A bigger problem is the loss of old Democratic gerrymanders. For example, North Carolina went from majority Democrats in the House to majority Republicans. Some of that is the new Republican gerrymander, but some of that is the loss of the old gerrymander which had been done by the Democrats. Cook has North Carolina at R+3, which suggests something like a seven to six split in the Republicans' favor. Perhaps eight to five if you consider the varying concentrations. But in 2009, the Democrats controlled the state delegation.
Senate class of 2012
Another issue relates to how the Senate elections work. Terms are for six years, with roughly a third up for election every two years. All House seats are up every two years. So 2012 was a weak Republican year, as was 2006. As a result, the majority of seats that year were and are held by Democrats. 2010 was a good Republican year, as was 2004. So many House seats which held Democrats elected in 2008 or 2006 flipped in 2010. But the Senate seats had already flipped in 2004, limiting gains in 2010. Republicans did gain in 2014, turning back more seats than they lost in 2008. But that still doesn't entirely offset the 2012 class.
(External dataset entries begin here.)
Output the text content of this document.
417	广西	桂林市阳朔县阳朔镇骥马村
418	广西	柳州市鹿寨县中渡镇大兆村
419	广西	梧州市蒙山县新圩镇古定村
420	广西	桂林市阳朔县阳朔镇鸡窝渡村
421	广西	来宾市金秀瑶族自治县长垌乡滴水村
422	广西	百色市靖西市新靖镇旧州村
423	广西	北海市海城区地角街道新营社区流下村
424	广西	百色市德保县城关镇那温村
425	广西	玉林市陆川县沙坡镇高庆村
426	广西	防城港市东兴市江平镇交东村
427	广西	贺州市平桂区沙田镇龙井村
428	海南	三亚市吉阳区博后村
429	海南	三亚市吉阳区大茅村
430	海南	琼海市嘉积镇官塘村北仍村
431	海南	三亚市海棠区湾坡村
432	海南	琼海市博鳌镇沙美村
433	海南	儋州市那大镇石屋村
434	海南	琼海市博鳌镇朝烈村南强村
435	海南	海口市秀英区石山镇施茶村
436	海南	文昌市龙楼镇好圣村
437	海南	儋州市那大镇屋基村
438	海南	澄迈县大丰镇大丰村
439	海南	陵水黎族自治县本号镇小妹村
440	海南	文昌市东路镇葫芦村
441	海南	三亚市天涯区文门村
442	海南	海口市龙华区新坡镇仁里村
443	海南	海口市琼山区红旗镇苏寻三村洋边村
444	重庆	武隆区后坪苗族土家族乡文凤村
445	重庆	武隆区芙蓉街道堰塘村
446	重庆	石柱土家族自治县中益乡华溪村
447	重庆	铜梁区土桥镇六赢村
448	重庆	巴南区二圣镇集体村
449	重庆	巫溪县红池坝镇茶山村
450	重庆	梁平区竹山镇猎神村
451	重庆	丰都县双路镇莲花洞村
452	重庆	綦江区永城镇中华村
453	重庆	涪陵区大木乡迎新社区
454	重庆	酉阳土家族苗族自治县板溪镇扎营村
This is important because Democrats do better in presidential election years than in midterms. 2006 was an exception to this. This has given Democrats more seats in that class than they might otherwise hold. If Republicans had done as well in 2012 as they did in 2014, they might actually be doing better in the Senate than in the House.
House and Senate are close
In the House, Republicans have 246 or 56.6% of the 435 seats. In the Senate, Republicans have 54 or 54.0% of the 100 seats. This is pretty close actually.
Looking at the Wikipedia link, it was also true in all but one congressional session from 1959-74 as well as in the period after 2010.
I think that the 2011-2014 period is easily explainable given that the 2010 Senate seats were mostly Republican prior to that election. Not much room to grow. The 2012 election was a relatively good one for Democrats but with limited opportunities. The 2014 election was the only one that was both good for Republicans and had significant opportunities to switch Senate seats from Democrat to Republican.
And the 2011-2014 period was still within two standard deviations of the mean for 1991-2016. They wouldn't even make statistical outliers. If you use the longer 1857-2016 numbers from the Wikipedia link, they're barely over one standard deviation. We may simply be looking for an explanation where random variation is sufficient.